The Leipzig-Liebertwolkwitz train station is located on the Leipzig–Geithain railway line, which is part of the long-distance connection from Leipzig to Chemnitz. The DB Regio Südost regional train line RB 113 runs from Liebertwolkwitz to Leipzig Hauptbahnhof and Geithain every hour.

Liebertwolkwitz is connected to several bus lines such as the 690 (Leipzig Hauptbahnhof-Grimma) or the 172 (Wachau - Sommerfeld / Borsdorf). The Nightliner N8 runs at night.

From 1928, a tram line ran between Liebertwolkwitz and Leipzig city centre. It was shortened to Leipzig-Meusdorf in 1971.

== Town twinning ==
Since 1996 Liebertwolkwitz has been twinned with Les Epesses, a small town in rural western France.
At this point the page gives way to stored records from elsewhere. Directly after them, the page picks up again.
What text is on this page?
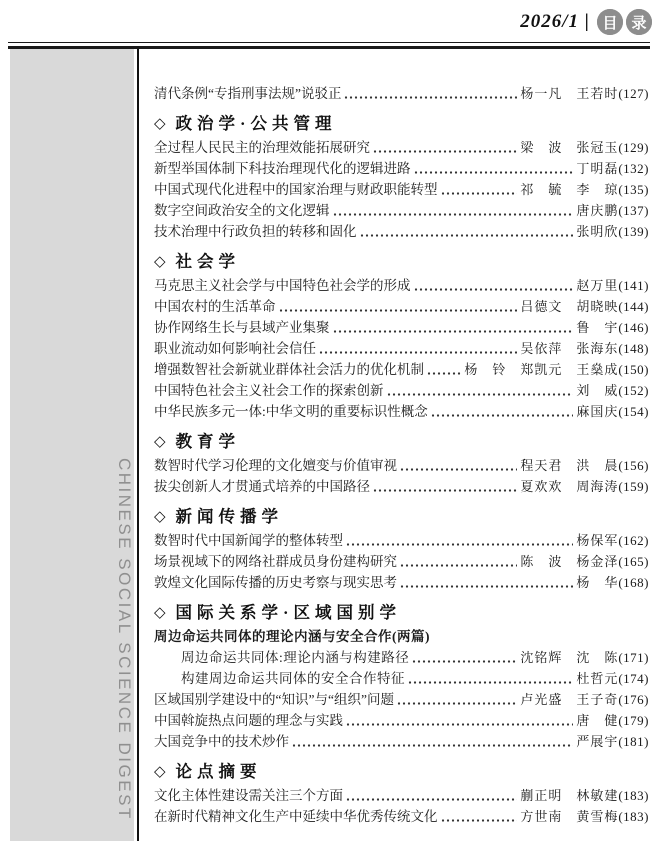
2026/1 | 目 录
CHINESE SOCIAL SCIENCE DIGEST
清代条例“专指刑事法规”说驳正	杨一凡　王若时 (127)
◇ 政治学·公共管理
全过程人民民主的治理效能拓展研究	梁　波　张冠玉 (129)
新型举国体制下科技治理现代化的逻辑进路	丁明磊 (132)
中国式现代化进程中的国家治理与财政职能转型	祁　毓　李　琼 (135)
数字空间政治安全的文化逻辑	唐庆鹏 (137)
技术治理中行政负担的转移和固化	张明欣 (139)
◇ 社会学
马克思主义社会学与中国特色社会学的形成	赵万里 (141)
中国农村的生活革命	吕德文　胡晓映 (144)
协作网络生长与县域产业集聚	鲁　宇 (146)
职业流动如何影响社会信任	吴依萍　张海东 (148)
增强数智社会新就业群体社会活力的优化机制	杨　铃　郑凯元　王燊成 (150)
中国特色社会主义社会工作的探索创新	刘　威 (152)
中华民族多元一体:中华文明的重要标识性概念	麻国庆 (154)
◇ 教育学
数智时代学习伦理的文化嬗变与价值审视	程天君　洪　晨 (156)
拔尖创新人才贯通式培养的中国路径	夏欢欢　周海涛 (159)
◇ 新闻传播学
数智时代中国新闻学的整体转型	杨保军 (162)
场景视域下的网络社群成员身份建构研究	陈　波　杨金泽 (165)
敦煌文化国际传播的历史考察与现实思考	杨　华 (168)
◇ 国际关系学·区域国别学
周边命运共同体的理论内涵与安全合作(两篇)
周边命运共同体:理论内涵与构建路径	沈铭辉　沈　陈 (171)
构建周边命运共同体的安全合作特征	杜哲元 (174)
区域国别学建设中的“知识”与“组织”问题	卢光盛　王子奇 (176)
中国斡旋热点问题的理念与实践	唐　健 (179)
大国竞争中的技术炒作	严展宇 (181)
◇ 论点摘要
文化主体性建设需关注三个方面	蒯正明　林敏建 (183)
在新时代精神文化生产中延续中华优秀传统文化	方世南　黄雪梅 (183)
In July 2005, a second charter was signed between the Pays des Herbiers and Leipzig-Liebertwolkwitz.

== Celebrities ==
- At the end of the seventeenth century the manor of Liebertwolkwitz was acquired by the Poet-Writer Heinrich Anselm von Ziegler und Kliphausen, who died here in 1697.
- The footballer René Adler was born in Liebertwolkwitz in 1985.
- The noted composer and Lutenist David Kellner was born in Liebertwolkwitz in 1670.